L’Université de Lomé a abrité, ce mercredi 17 décembre 2025, l’ouverture du colloque international de philosophie coorganisé par le département de philosophie de l’Université de Lomé et celui de l’Université de Kindia (Guinée). Placé sous le thème « Justice et développement : perspectives pour l’Afrique », cet événement scientifique se tient du 17 au 19 décembre 2025 et réunit des enseignants-chercheurs, des chercheurs, doctorants et acteurs de la société civile venus de divers horizons.
Ce colloque s’inscrit dans un contexte africain marqué par la persistance des inégalités sociales, économiques et environnementales. Il vise à interroger de manière critique les modèles traditionnels de développement, souvent centrés sur des indicateurs économiques, en mettant en lumière la nécessité d’intégrer la justice comme principe fondamental. Les échanges ambitionnent ainsi de promouvoir une réflexion approfondie sur un développement plus équitable, respectueux des réalités et des aspirations des sociétés africaines.

Les travaux sont articulés autour de six axes thématiques majeurs : l’éthique et la justice distributive, les droits humains et la gouvernance, le genre et le développement durable, la justice intergénérationnelle, la justice climatique, ainsi que les philosophies africaines et la justice globale. Cette approche pluridimensionnelle favorise un dialogue interdisciplinaire et enrichit les analyses sur les enjeux contemporains du développement en Afrique.

Dans son discours officiel d’ouverture, le doyen de la Faculté des sciences de l’homme et de la société (FSHS), Prof. Edinam Kola, représentant le président de l’Université de Lomé, a souligné que la justice est une condition indispensable du développement durable. Ce dernier ne peut exister sans équité, égalité devant la loi et respect des droits humains. Il a insisté sur les inégalités sociales, économiques et territoriales, notamment l’accès au travail, à la santé et les questions liées aux migrations. « Ce colloque vise à favoriser le dialogue entre universitaires, chercheurs et autres acteurs sociaux afin de proposer des réflexions critiques et des modèles alternatifs pour le développement, en mettant l’accent sur les populations vulnérables et appauvries », a-t-il déclaré.

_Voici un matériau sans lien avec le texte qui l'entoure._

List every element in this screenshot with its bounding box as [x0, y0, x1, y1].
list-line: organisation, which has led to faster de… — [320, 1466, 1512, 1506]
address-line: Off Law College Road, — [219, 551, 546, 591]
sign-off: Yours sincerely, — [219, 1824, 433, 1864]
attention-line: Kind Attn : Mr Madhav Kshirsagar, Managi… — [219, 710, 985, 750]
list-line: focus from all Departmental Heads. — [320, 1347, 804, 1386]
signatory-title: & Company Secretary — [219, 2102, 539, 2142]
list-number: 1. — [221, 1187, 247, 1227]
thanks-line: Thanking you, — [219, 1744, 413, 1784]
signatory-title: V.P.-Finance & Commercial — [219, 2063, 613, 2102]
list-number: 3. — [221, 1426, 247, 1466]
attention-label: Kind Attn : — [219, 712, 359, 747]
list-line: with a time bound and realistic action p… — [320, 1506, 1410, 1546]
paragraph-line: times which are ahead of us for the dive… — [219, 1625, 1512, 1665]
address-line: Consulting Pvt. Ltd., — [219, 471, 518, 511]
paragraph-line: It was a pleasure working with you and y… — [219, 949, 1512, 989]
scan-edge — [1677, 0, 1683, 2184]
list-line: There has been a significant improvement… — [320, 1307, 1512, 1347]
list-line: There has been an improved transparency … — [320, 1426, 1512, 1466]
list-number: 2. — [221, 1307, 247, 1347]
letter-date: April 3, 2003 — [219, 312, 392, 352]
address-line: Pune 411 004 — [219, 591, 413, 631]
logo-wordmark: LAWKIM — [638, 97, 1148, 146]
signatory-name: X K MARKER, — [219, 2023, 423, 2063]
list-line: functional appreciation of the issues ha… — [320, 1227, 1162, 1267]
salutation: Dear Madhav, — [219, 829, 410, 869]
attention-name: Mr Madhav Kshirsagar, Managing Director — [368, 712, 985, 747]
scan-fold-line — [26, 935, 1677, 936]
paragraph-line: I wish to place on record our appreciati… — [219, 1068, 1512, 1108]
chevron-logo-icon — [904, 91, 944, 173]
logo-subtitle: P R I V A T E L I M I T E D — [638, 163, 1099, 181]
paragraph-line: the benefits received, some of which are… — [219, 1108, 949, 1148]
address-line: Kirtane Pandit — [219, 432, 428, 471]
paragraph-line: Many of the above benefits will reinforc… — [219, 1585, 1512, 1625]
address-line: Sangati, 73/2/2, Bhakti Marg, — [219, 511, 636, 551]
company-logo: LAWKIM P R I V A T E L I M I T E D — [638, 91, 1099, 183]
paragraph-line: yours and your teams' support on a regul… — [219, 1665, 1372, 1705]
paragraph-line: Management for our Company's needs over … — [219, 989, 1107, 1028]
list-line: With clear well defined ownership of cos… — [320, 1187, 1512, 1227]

Le président du comité d’organisation, Prof. Komi Kouvon, dans son mot de bienvenue, a rappelé que ce colloque repose sur une collaboration scientifique entre plusieurs universités, soulignant l’importance de la coopération académique. Il a affirmé que le développement ne peut se réaliser sans justice, en particulier sans justice sociale, qui implique une répartition équitable des richesses et des biens sociaux. « Le respect des libertés, des droits des citoyens et de l’égalité sont des conditions du développement. Il met également l’accent sur la solidarité comme valeur essentielle face à la montée des inégalités », a-t-il souligné.
La conférence inaugurale a été prononcée par Dr Essonam Bini (MC), enseignant-chercheur à l’Université de Kara, qui a analysé la corruption comme un phénomène global menaçant la justice, la dignité humaine et le développement. Il a montré qu’elle ne se limite pas à des actes isolés, mais qu’elle est souvent institutionnalisée, touchant l’État, la politique et le secteur privé. S’appuyant sur la philosophie et les sciences sociales, il a défini la corruption comme le détournement de l’intérêt public au profit d’intérêts privés – une pathologie sociale qui dégrade les institutions et affaiblit la cohésion collective. Le conférencier a proposé une typologie de la corruption, allant de la petite corruption quotidienne à la grande corruption politique et économique, en identifiant comme causes majeures la pauvreté, la recherche du gain personnel et l’idéologie néolibérale. Selon lui, « la lutte contre la corruption ne peut être uniquement juridique. Elle doit être avant tout éthique, fondée sur la vertu civique et l’intérêt bien compris. Le développement durable exige ainsi la justice sociale, le respect du bien commun et la responsabilité individuelle ».

L’organisation de ce colloque par les universités de Lomé et de Kindia illustre la dynamique de coopération académique et la volonté de renforcer les échanges scientifiques entre institutions africaines. Cette collaboration contribue à la valorisation des recherches produites sur le continent et à l’émergence d’une pensée critique africaine, apte à éclairer les politiques publiques et les initiatives de développement.